The Link Between Magnesium and Relaxation

So, does taking Magnesium for relaxing actually work? Some research suggests that Magnesium may help with everyday stress. That’s because 

Magnesium regulates the hypothalamic pituitary adrenal (HPA) axis, the part of your brain responsible for your body’s stress response, which can help prevent anxious feelings and promote a state of natural calm and relaxation.

There’s also evidence that certain stressors may influence how much Magnesium is in your blood, impacting your ability to cope. And chronic stress can make it more difficult to relax — and sleep. Taking supplemental Magnesium before bed can improve sleep in those who suffer from sleep problems because of stress. 

Getting enough Magnesium and learning ways to cope with stressors may help keep your body in balance and support a relaxed state of mind. In fact, Magnesium is one of the best natural remedies for stress relief

Raising low magnesium levels isn't just beneficial for stress relief and better sleep quality. Besides balancing brain chemistry in the nervous system, Magnesium is also involved in regulating muscle contractions, which hints at another reason it may be beneficial for promoting relaxation.

And there’s a link between Magnesium and blood pressure. It’s possible that because Magnesium promotes a sense of natural calm, that may lead to lower blood pressure readings over time.

Alongside taking magnesium for relaxation, it also regulates melatonin, the hormone that dictates your sleep-wake cycle, so getting enough is essential for achieving quality restful sleep. A deficiency in Magnesium might even lead to sleep problems

And thus starts the vicious cycle. Not enough Magnesium means poor sleep, which, in turn, can lead to problems coping with stress, leading to, and further contributing to challenges with sleep starting the cycle all over again.


Different Ways to Increase Magnesium Intake

One way to manage magnesium deficiency is through diet. Magnesium-rich foods may be able to help balance stress levels and promote muscle relaxation by increasing your intake of the mineral. Many foods are rich in Magnesium, including:

  • Legumes
  • Whole grains
  • Nuts
  • Seeds
  • Leafy greens
  • Avocado
  • Dark chocolate

But it can be tough to meet the daily recommended Magnesium intake from food alone.

The reality is that modern agricultural practices, like the use of synthetic fertilizers, pesticides, and monocropping, have stripped important nutrients from the soil — Magnesium, included. That means there are a lot fewer minerals like Magnesium in our food.

And the body isn’t great at synthesizing Magnesium, so supplementing with a daily Magnesium supplement can help fill in the gaps to ensure you’re getting an adequate daily dose of this essential mineral.

But not all supplements are created equal. Look for a Magnesium supplement containing bioavailable types of Magnesium to ensure your body can adequately absorb it and put all of Magnesium’s benefits to use.

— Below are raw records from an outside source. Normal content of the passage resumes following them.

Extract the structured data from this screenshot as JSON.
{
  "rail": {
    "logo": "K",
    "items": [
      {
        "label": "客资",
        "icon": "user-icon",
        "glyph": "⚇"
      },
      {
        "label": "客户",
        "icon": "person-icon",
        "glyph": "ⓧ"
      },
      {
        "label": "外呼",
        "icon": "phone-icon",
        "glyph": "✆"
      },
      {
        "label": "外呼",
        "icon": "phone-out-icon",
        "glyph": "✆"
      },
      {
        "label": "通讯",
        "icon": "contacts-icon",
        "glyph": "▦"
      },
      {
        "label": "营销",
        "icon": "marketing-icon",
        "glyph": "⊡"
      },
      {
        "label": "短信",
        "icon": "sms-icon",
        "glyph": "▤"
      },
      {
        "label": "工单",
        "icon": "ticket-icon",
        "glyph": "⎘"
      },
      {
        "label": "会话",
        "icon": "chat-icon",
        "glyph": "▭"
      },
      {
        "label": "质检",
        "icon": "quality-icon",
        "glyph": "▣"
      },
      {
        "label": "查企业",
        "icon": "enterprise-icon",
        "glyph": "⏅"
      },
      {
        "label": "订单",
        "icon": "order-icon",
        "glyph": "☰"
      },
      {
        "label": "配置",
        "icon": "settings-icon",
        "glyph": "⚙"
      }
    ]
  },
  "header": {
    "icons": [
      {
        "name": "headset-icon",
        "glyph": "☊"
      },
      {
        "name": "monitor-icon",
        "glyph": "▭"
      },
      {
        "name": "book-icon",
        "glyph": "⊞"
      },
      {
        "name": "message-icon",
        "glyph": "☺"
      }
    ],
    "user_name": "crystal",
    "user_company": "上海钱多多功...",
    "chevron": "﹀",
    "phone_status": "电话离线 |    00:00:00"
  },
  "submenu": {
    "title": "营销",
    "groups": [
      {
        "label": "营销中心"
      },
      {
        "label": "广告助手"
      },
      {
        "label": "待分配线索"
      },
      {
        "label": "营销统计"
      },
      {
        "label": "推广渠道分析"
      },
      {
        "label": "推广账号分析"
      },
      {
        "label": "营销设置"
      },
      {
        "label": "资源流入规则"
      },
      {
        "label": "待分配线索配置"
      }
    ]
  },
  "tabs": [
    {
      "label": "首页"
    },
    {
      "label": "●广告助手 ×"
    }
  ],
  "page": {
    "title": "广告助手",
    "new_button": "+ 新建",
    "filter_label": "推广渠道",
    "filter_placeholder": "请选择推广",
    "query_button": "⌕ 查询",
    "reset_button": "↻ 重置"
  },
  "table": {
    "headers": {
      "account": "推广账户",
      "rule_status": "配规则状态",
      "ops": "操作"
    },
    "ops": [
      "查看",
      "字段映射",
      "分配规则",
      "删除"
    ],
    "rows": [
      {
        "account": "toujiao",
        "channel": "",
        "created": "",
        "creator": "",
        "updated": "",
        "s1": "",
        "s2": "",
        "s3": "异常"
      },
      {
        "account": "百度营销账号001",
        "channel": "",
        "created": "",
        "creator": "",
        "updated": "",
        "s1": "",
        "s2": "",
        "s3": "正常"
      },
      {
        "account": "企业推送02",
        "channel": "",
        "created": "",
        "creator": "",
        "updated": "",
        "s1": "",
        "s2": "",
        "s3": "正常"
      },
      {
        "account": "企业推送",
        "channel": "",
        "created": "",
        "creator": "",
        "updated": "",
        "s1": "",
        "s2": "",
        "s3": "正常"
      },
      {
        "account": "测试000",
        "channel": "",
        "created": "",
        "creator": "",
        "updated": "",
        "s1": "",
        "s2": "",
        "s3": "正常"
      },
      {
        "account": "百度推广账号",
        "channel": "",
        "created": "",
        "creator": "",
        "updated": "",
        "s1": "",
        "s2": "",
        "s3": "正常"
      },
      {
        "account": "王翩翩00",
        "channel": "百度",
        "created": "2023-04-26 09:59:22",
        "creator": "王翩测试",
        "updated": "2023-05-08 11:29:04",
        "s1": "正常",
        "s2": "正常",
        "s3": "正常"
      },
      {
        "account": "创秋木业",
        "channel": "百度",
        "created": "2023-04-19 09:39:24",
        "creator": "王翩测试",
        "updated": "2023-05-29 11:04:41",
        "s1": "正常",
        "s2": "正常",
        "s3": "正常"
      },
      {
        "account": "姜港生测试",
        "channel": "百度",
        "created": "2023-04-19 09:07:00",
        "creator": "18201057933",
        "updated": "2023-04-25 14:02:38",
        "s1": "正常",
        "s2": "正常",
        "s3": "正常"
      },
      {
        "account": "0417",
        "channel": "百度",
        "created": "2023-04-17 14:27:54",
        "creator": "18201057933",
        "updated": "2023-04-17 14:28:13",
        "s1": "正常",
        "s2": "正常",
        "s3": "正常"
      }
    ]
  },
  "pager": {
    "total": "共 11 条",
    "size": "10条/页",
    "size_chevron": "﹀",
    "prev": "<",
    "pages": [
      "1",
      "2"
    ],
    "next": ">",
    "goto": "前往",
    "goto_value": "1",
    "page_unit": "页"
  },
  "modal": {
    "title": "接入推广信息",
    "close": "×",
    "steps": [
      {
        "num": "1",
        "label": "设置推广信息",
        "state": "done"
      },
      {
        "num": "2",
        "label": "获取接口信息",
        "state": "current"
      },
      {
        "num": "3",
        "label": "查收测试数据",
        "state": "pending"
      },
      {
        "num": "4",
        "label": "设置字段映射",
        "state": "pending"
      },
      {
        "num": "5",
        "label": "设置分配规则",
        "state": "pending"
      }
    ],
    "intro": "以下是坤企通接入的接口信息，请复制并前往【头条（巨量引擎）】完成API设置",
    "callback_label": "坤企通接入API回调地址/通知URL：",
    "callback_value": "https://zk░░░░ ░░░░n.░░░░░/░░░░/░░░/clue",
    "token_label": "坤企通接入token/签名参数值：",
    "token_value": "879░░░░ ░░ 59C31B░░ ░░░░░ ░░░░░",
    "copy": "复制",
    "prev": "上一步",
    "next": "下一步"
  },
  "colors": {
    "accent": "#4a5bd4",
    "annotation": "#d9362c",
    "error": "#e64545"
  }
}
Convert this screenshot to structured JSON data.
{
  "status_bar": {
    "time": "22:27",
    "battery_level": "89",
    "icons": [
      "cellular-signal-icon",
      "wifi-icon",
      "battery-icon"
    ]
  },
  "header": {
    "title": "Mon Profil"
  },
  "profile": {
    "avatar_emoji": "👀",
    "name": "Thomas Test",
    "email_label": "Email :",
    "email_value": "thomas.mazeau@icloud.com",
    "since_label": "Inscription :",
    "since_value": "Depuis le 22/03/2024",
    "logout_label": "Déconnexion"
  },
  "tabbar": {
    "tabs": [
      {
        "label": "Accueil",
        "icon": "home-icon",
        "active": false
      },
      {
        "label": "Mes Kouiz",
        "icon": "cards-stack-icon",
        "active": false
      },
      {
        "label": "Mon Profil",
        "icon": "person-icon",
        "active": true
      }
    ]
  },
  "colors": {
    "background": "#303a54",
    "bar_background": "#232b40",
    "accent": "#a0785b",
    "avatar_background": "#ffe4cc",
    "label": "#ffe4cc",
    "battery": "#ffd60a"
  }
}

Magnesi-Om® contains 3 bioavailable forms of Magnesium plus L-Theanine to help restore cellular balance for relaxation, better sleep quality, brain health, and regularity.* Chelated Magnesium Gluconate and Acetyl Taurinate support muscle relaxation and cognitive function, while Magnesium Citrate supports regular bowel movements.* L-Theanine promotes alpha‑wave activity in the brain, shown to encourage a focused calm.*


Potential Side Effects of Magnesium

While raising low magnesium levels is important, it's just as important to avoid high magnesium intake. You can’t really get too much Magnesium through food sources because your kidneys are great at flushing out any excess your body doesn’t need. But it’s possible to take too much supplemental Magnesium.

Experts recommend not taking more than 350 mg of Magnesium supplements per day. Taking more of this dietary supplement might lead to the following symptoms, which indicate a possible overdose:

  • Weakness and fatigue
  • Diarrhea
  • Vomiting
  • Low blood pressure

In severe cases, overdoing it on Magnesium supplements can lead to heart problems and cardiac arrest. Always check product labels for dosage and serving size info. More isn’t always better.

And, if in doubt, talk with a doctor about when to take Magnesium and its dosage requirements.